Lyme disease can be a serious illness spread by the bite of certain species of ticks. Lyme disease cannot be transmitted from person-to-person.

In Ontario, Lyme disease is typically spread to humans by blacklegged ticks (also known as deer ticks). While not all blacklegged ticks carry the bacteria that causes Lyme disease, populations of these infected blacklegged ticks are growing.

That is why it's important for people to take precautions.

Ticks: What You Need to Know

Ticks are closely related to spiders. They are small insect-like parasites that feed on the blood of animals, including humans. When unfed, ticks are usually one to five millimetres in length; after they gorge on blood, adult female ticks can be as big as a grape (see photos below).

bloated tick on skin

 ticks in various stages of feeding shown beside dime

Ticks cannot fly and move quite slowly.
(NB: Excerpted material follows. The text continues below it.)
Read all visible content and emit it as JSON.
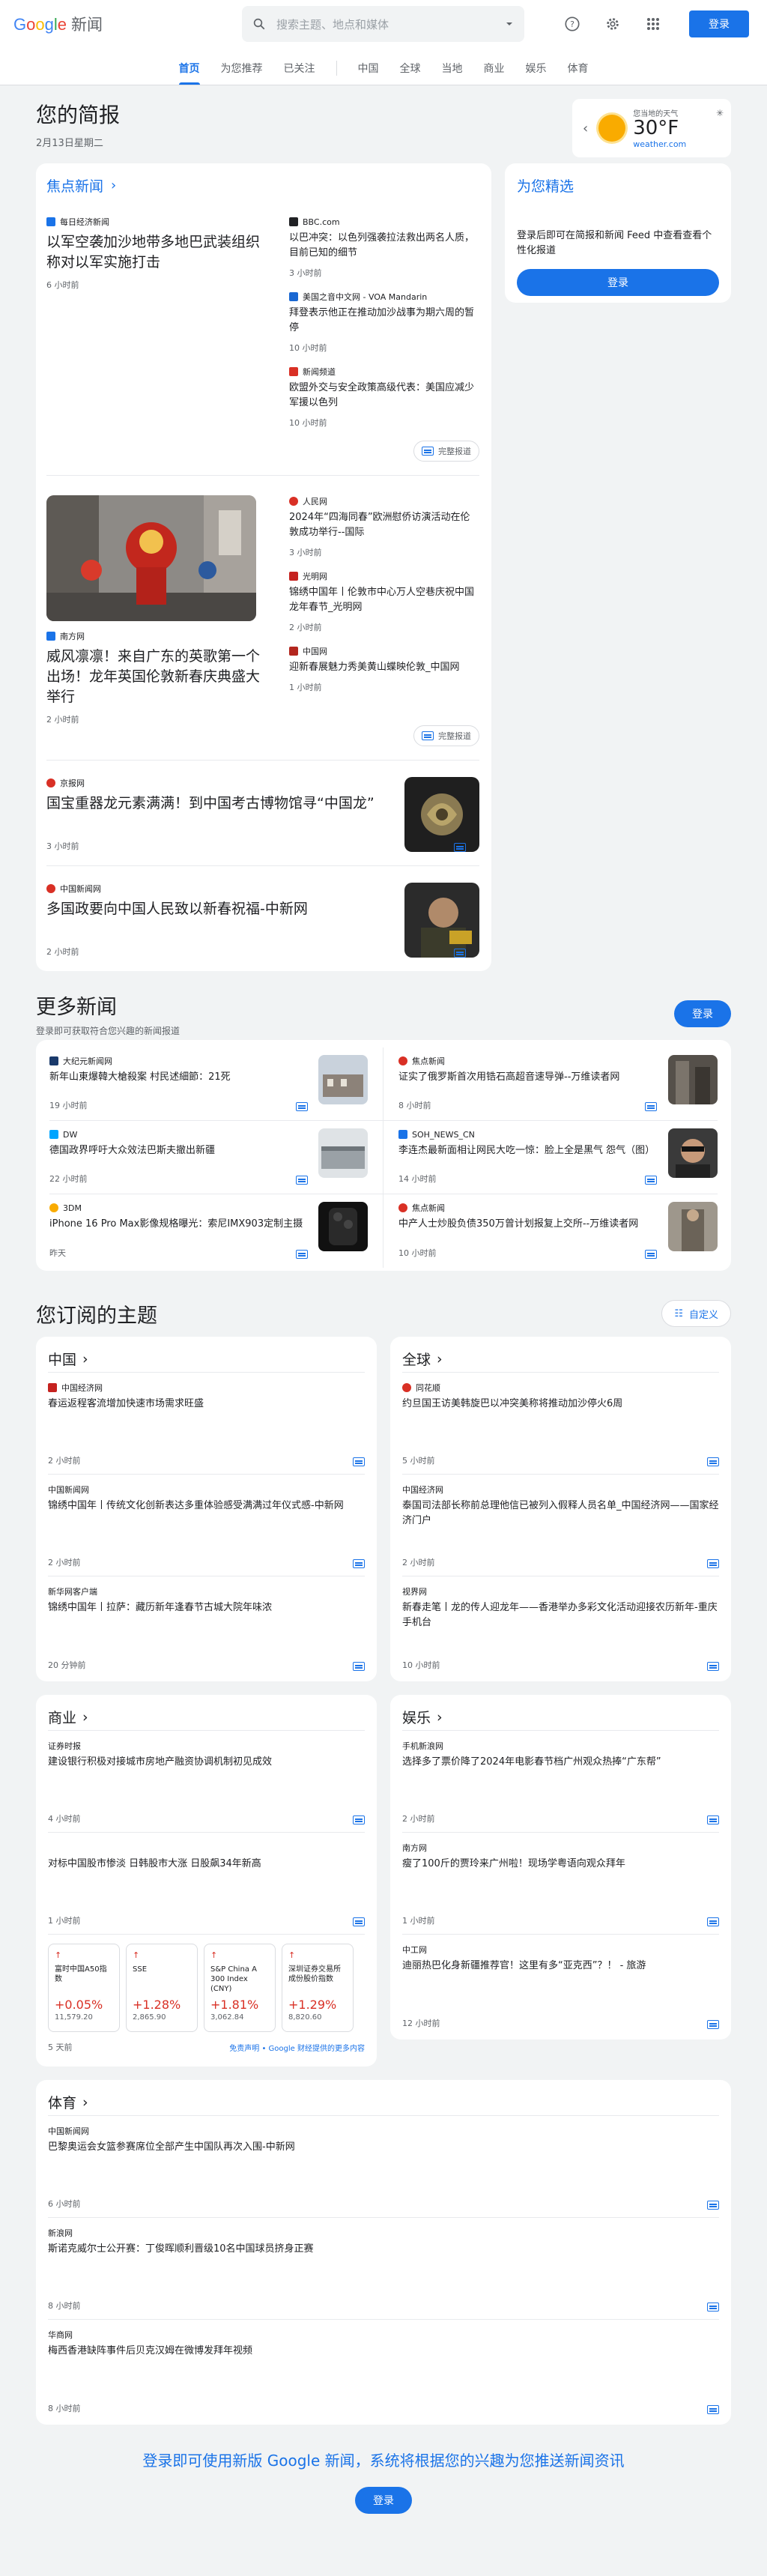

Typically, ticks come into contact with people or animals by settling onto tall grasses and bushes, and then attaching themselves to the passerby. It can take several hours for a tick to find a suitable place on the person or animal to attach and feed on the blood. Usually, it will take a blacklegged tick from three to seven days to fully feed. Ticks feed slowly, and their body gradually enlarges as they feed making them more visible.

Ticks are most likely to transmit infection if they are attached for more than 24 hours of feeding. That makes the prompt detection and quick removal of ticks one of the key methods to prevent Lyme disease.

Most tick bites are painless. While the majority of bites will not result in Lyme disease, it is still important to take precautions.